Bu yaz kardeşimle balık tutuyoruz Bodrum'da. İkimiz de balıkçılık hakkında sınırlı bilgi sahibiyiz (Hiç), balık falan tutabildiğimiz yok yani. Zaten kıyıdan uğraşıyoruz ve küçük şirin balıklar çevrelemiş etrafımızı. bir tane balık geldi, çok net görüyoruz kendisini, 20 cm boyutlarında asla isimlendiremeyeceğimiz güzel renkli bir balık. Kaya balığı gibi bir şey. Musallat oldu kardeşimin oltasına, kardeşim oltayı nereye çekse oda geliyor, ufak ufak yemi tırtıklıyor. yani yakalamak pek mümkün değil. Gel zaman ben sıkıldım ve "Oğlum hadi gidelim." dedim, kardeşim nasıl bir hırs yapmışsa "Ben bu balığı yakalamadan eve gitmem!" diyor. "Bırak ulan şunu Moby-Dick mi bu?" dedim. Baya gülmüştük... Moby-Dick dediğimizde, herhalde insanların aklına Herman Melville'den ziyade Gregory Peck gelir. Kaptan Ahab'ı canlandırdığı Moby-Dick'i bir kenara koyarsak, kendisi Klimanjaro'nun Karları filminde de oynamış bize Ernest Hemingway'ı sevdirmişti. Yaşı itibariyle mi nedir hep güzel şeyler de oynamış, hem The Guns Of Navarone, hem de To Kill A Mockingbird filmlerinde "Helal sana Gregory" nidalarını hak etmiştir... Son olarak söyleyebilirim ki Ne zaman balina görsem aklıma Gregory Peck gelir.

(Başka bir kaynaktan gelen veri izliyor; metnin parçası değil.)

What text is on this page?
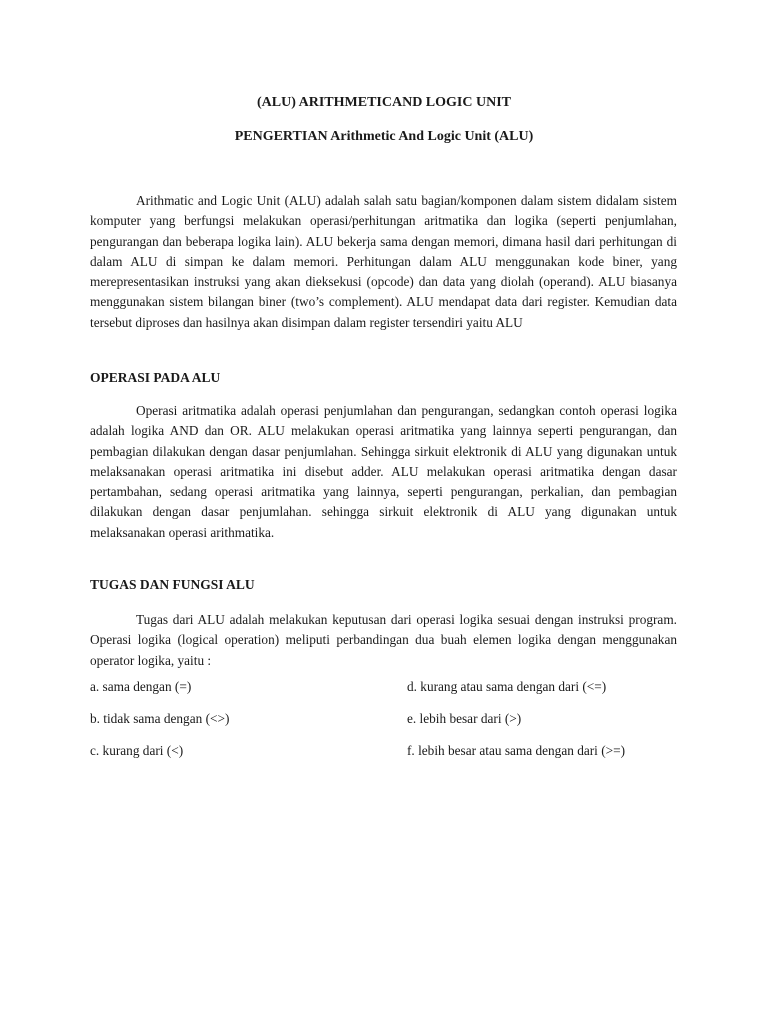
(ALU) ARITHMETICAND LOGIC UNIT
PENGERTIAN Arithmetic And Logic Unit (ALU)

Arithmatic and Logic Unit (ALU) adalah salah satu bagian/komponen dalam sistem didalam sistem komputer yang berfungsi melakukan operasi/perhitungan aritmatika dan logika (seperti penjumlahan, pengurangan dan beberapa logika lain). ALU bekerja sama dengan memori, dimana hasil dari perhitungan di dalam ALU di simpan ke dalam memori. Perhitungan dalam ALU menggunakan kode biner, yang merepresentasikan instruksi yang akan dieksekusi (opcode) dan data yang diolah (operand). ALU biasanya menggunakan sistem bilangan biner (two’s complement). ALU mendapat data dari register. Kemudian data tersebut diproses dan hasilnya akan disimpan dalam register tersendiri yaitu ALU

OPERASI PADA ALU

Operasi aritmatika adalah operasi penjumlahan dan pengurangan, sedangkan contoh operasi logika adalah logika AND dan OR. ALU melakukan operasi aritmatika yang lainnya seperti pengurangan, dan pembagian dilakukan dengan dasar penjumlahan. Sehingga sirkuit elektronik di ALU yang digunakan untuk melaksanakan operasi aritmatika ini disebut adder. ALU melakukan operasi aritmatika dengan dasar pertambahan, sedang operasi aritmatika yang lainnya, seperti pengurangan, perkalian, dan pembagian dilakukan dengan dasar penjumlahan. sehingga sirkuit elektronik di ALU yang digunakan untuk melaksanakan operasi arithmatika.

TUGAS DAN FUNGSI ALU

Tugas dari ALU adalah melakukan keputusan dari operasi logika sesuai dengan instruksi program. Operasi logika (logical operation) meliputi perbandingan dua buah elemen logika dengan menggunakan operator logika, yaitu :

a. sama dengan (=)

b. tidak sama dengan (<>)

c. kurang dari (<)

d. kurang atau sama dengan dari (<=)

e. lebih besar dari (>)

f. lebih besar atau sama dengan dari (>=)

Bir önceki yazıda Pink Floyd diye bas bas bağırmıştık değil mi? Eee The Beatles bu gruba yakın bir şeyer yapmıştır seviye anlamında. Yüzlerce şarkısını dinleyin grubun ama bir de Here Comes The Sun adlı şarkıyı dinleyin. Sevgili George Harrison sadece bu ve While My Guitar Gently Weeps adlı şarkıların bestesini yapmıştır. Here Comes The Sun şarkısını karısına ithaf ettiğini, sonradan karısının bir başka yüce sanatçı "Mr. Slowhand" Eric Clapton'a kaçtığını düşündükçe gözlerim doluyor (Eric Clapton'un Layla adlı güzide eseri George Harrison'un karısı için yazdığı söylenir). Neyse efendim, The Beatles'ın en güzel, en etliye sütlüye dokunmayan, en temiz yüzlü adamlarından biriydi. John Lennon hippisi neler yaptı gruba. Kızmıyor değilim...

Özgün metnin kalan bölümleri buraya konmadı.